The Estes Church of Christ, based in Henderson, Tennessee, said the missionary's car was intentionally blocked Saturday evening by another motorist. Armed men got out of the car, fired into Edwards' vehicle and killed her.
The slain American ran the Sonlight Children's Home since 2002, according to the Tennessee church that oversaw her work in Haiti. She also directed a nutrition center that provided two meals a day, five days a week, to 160 poor youngsters, who also received funding for school fees.
Elders from the Estes Church said Edwards was a "light" to many and dedicated her life to bringing hope to the hopeless.
"It is our intention to honor her memory by continuing the battle against Satan in Haiti and pressing on in the work of God's kingdom," the group said in a statement posted on their website.
Friends say she was originally from North Carolina, but she had a home in Henderson and regularly returned to the United States from her Haiti base.
Burt Nowers, president of the Healing Hands International religious group in Nashville, said in a phone interview that Edwards was well aware of the challenges of working in Haiti's capital and owned a handgun for protection.

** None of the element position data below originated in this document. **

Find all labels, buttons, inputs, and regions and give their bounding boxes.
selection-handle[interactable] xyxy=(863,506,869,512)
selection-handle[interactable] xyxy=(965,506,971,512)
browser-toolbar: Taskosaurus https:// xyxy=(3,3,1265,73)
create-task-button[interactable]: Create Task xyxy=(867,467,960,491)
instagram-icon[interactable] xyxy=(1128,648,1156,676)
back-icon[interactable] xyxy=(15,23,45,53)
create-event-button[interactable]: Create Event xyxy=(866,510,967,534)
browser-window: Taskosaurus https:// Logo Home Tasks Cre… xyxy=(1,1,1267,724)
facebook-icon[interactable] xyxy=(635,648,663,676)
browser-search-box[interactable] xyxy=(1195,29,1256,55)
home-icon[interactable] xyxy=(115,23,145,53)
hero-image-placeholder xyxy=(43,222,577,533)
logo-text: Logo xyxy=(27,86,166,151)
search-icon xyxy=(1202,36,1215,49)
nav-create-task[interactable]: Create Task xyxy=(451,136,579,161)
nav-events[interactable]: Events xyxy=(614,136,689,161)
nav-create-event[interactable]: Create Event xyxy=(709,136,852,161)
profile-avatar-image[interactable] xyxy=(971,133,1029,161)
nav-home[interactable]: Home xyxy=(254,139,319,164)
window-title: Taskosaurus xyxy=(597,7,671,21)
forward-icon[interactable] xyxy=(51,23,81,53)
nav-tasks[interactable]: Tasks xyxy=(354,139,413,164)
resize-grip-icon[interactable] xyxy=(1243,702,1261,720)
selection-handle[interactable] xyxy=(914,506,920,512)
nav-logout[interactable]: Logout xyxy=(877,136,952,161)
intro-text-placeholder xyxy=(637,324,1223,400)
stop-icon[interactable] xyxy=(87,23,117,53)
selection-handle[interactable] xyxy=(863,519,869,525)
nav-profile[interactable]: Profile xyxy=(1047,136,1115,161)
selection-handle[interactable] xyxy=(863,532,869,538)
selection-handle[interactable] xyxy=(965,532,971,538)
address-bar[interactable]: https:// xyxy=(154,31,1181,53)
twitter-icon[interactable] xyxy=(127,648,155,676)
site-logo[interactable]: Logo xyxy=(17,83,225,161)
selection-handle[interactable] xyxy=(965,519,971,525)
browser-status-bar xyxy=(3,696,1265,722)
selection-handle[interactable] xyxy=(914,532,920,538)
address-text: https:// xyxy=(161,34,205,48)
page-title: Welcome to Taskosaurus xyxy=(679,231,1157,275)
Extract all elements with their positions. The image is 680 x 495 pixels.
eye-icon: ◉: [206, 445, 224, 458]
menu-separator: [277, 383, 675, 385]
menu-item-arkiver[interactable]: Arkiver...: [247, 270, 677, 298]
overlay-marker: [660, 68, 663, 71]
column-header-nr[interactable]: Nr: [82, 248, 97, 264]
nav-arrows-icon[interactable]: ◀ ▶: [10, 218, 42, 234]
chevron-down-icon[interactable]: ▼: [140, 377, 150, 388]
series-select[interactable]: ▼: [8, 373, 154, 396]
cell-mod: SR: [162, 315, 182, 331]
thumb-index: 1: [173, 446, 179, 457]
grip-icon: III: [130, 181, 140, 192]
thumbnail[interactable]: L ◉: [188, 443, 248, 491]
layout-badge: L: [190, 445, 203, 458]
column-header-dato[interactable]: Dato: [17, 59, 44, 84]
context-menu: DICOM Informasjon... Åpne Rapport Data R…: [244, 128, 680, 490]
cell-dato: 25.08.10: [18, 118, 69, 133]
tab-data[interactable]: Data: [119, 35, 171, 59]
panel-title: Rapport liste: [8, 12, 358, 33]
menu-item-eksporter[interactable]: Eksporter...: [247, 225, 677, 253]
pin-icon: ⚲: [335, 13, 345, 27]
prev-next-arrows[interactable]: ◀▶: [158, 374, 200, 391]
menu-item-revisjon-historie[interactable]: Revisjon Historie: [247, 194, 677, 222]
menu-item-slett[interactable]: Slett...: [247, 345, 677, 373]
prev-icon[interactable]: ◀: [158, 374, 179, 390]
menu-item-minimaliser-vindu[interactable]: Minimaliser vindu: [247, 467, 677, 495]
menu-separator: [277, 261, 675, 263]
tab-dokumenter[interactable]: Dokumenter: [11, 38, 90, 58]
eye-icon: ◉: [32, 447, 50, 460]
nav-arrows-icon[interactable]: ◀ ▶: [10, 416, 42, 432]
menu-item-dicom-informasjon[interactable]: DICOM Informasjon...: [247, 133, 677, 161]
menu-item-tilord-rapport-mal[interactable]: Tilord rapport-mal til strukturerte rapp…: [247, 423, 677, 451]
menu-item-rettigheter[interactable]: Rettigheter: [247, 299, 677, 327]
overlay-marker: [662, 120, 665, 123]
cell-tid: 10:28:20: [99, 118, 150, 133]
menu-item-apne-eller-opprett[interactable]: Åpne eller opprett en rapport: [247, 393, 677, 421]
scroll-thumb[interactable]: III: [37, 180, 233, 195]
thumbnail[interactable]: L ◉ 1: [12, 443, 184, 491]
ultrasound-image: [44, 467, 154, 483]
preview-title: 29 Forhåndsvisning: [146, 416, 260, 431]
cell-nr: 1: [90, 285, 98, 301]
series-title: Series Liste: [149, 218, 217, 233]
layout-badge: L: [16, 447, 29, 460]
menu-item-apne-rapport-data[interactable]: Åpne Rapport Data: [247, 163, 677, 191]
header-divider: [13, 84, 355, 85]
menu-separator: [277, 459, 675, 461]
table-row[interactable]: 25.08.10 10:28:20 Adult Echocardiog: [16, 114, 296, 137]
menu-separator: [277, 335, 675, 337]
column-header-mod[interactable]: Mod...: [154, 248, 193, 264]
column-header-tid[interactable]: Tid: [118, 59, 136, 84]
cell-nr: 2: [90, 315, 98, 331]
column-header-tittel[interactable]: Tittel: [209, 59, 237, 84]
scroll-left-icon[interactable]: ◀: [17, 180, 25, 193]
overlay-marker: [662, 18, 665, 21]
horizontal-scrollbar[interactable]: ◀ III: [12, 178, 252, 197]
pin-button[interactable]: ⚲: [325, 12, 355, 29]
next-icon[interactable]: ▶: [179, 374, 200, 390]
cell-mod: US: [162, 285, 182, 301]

"She knew it was a dangerous place and she took precautions. It just didn't work out for her this time," Nowers said, adding that Edwards first moved to Haiti roughly two decades ago with her Haitian husband, but the marriage didn't last.
Nowers, whose organization worked with Edwards on projects over the years, said he was told that two older boys who received care at the children's home were in the car with the missionary when she was attacked but they escaped harm.
In May 2014, another U.S. missionary was stabbed to death in Haiti's capital. George Knoop, a 77-year-old elder with the Quisqueya Chapel in Haiti, was attacked inside his rental home and a computer was apparently stolen during the attack. The killing of the retired teacher from Chicago remains unsolved.
For decades, missionaries from across the globe have run hospitals, orphanages, schools and food-distribution sites in Haiti, the hemisphere's poorest country.